Compositional Models for Information Extraction

Mark Dredze, Johns Hopkins University

Relation extraction systems are the backbone of many end-user applications, including question answering and web search. They are also increasingly used in clinical text analysis with EHR data to advance goals in population health. Advances in machine learning have led to new neural models for learning effective representations directly from data. Yet for many tasks, years of research have created hand-engineered features that yield state of the art performance.
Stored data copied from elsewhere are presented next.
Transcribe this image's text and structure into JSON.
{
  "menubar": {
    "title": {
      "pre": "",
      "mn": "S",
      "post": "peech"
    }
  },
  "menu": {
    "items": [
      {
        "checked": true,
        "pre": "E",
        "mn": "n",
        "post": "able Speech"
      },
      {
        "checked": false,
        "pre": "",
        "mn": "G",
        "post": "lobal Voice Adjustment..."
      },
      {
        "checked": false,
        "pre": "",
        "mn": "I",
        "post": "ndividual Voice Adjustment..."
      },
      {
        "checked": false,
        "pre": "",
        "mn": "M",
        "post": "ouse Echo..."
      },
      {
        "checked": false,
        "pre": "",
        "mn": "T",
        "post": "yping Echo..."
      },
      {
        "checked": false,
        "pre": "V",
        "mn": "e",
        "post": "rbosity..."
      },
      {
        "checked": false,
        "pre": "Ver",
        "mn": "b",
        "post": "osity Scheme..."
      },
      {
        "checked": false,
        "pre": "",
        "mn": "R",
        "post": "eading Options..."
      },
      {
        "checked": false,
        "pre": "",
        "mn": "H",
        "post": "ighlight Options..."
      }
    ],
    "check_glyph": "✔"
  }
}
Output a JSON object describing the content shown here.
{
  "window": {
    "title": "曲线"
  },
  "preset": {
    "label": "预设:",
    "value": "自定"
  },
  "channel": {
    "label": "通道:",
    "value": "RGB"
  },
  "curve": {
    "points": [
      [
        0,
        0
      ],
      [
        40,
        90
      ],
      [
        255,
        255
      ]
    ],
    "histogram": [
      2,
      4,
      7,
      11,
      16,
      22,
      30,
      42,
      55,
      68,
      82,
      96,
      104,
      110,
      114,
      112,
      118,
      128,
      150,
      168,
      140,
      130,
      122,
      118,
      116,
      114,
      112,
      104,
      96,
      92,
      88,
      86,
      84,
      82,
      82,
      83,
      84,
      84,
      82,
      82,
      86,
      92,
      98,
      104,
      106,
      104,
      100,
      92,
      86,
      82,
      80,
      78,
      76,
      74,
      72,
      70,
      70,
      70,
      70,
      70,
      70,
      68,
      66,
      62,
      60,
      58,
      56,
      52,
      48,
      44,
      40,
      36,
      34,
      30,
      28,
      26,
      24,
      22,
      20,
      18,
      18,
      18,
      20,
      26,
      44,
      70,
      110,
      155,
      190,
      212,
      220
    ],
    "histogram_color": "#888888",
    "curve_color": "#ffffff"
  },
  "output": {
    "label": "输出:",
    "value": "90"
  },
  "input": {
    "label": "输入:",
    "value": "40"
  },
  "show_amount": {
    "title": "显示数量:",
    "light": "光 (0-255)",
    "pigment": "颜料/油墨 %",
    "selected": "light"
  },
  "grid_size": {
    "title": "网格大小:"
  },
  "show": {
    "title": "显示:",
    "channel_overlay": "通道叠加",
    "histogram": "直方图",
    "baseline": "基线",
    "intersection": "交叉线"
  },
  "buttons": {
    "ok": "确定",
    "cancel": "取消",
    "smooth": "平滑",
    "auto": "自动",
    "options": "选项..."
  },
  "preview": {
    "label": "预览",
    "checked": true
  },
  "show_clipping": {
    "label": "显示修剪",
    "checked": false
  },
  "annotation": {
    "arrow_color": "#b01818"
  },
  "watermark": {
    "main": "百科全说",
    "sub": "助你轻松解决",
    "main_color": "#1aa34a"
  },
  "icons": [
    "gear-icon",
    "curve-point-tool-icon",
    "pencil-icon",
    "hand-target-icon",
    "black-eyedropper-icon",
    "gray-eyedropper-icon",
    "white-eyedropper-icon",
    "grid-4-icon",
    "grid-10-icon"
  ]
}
This is the case in relation extraction, in which a system consumes natural language and produces a structured machine readable representation of relationships between entities, such as extracting medication references from clinical notes.

Speaker Biography

Mark Dredze is an Assistant Research Professor in Computer Science at Johns Hopkins University and a research scientist at the Human Language Technology Center of Excellence. He is also affiliated with the Center for Language and Speech Processing, the Center for Population Health Information Technology, and holds a secondary appointment in the Department of Health Sciences Informatics in the School of Medicine. He obtained his PhD from the University of Pennsylvania in 2009. Prof. Dredze has wide-ranging research interests developing machine learning models for natural language processing (NLP) applications. Within machine learning, he develops new methods for graphical models, deep neural networks, topic models and online learning, and has worked in a variety of learning settings, such as semi-supervised learning, transfer learning, domain adaptation and large-scale learning. Within NLP he focuses on information extraction but has considered a wide range of NLP tasks, including syntax, semantics, sentiment and spoke language processing. Beyond his work in core areas of computer science, Prof. Dredze has pioneered new applications of these technologies in public health informatics, including work with social media data, biomedical articles and clinical texts. He has published widely in health journals including the Journal of the American Medical Association (JAMA), the American Journal of Preventative Medicine (AJPM), Vaccine, and the Journal of the American Medical Informatics Association (JAMIA). His work is regularly covered by major media outlets, including NPR, the New York Times and CNN.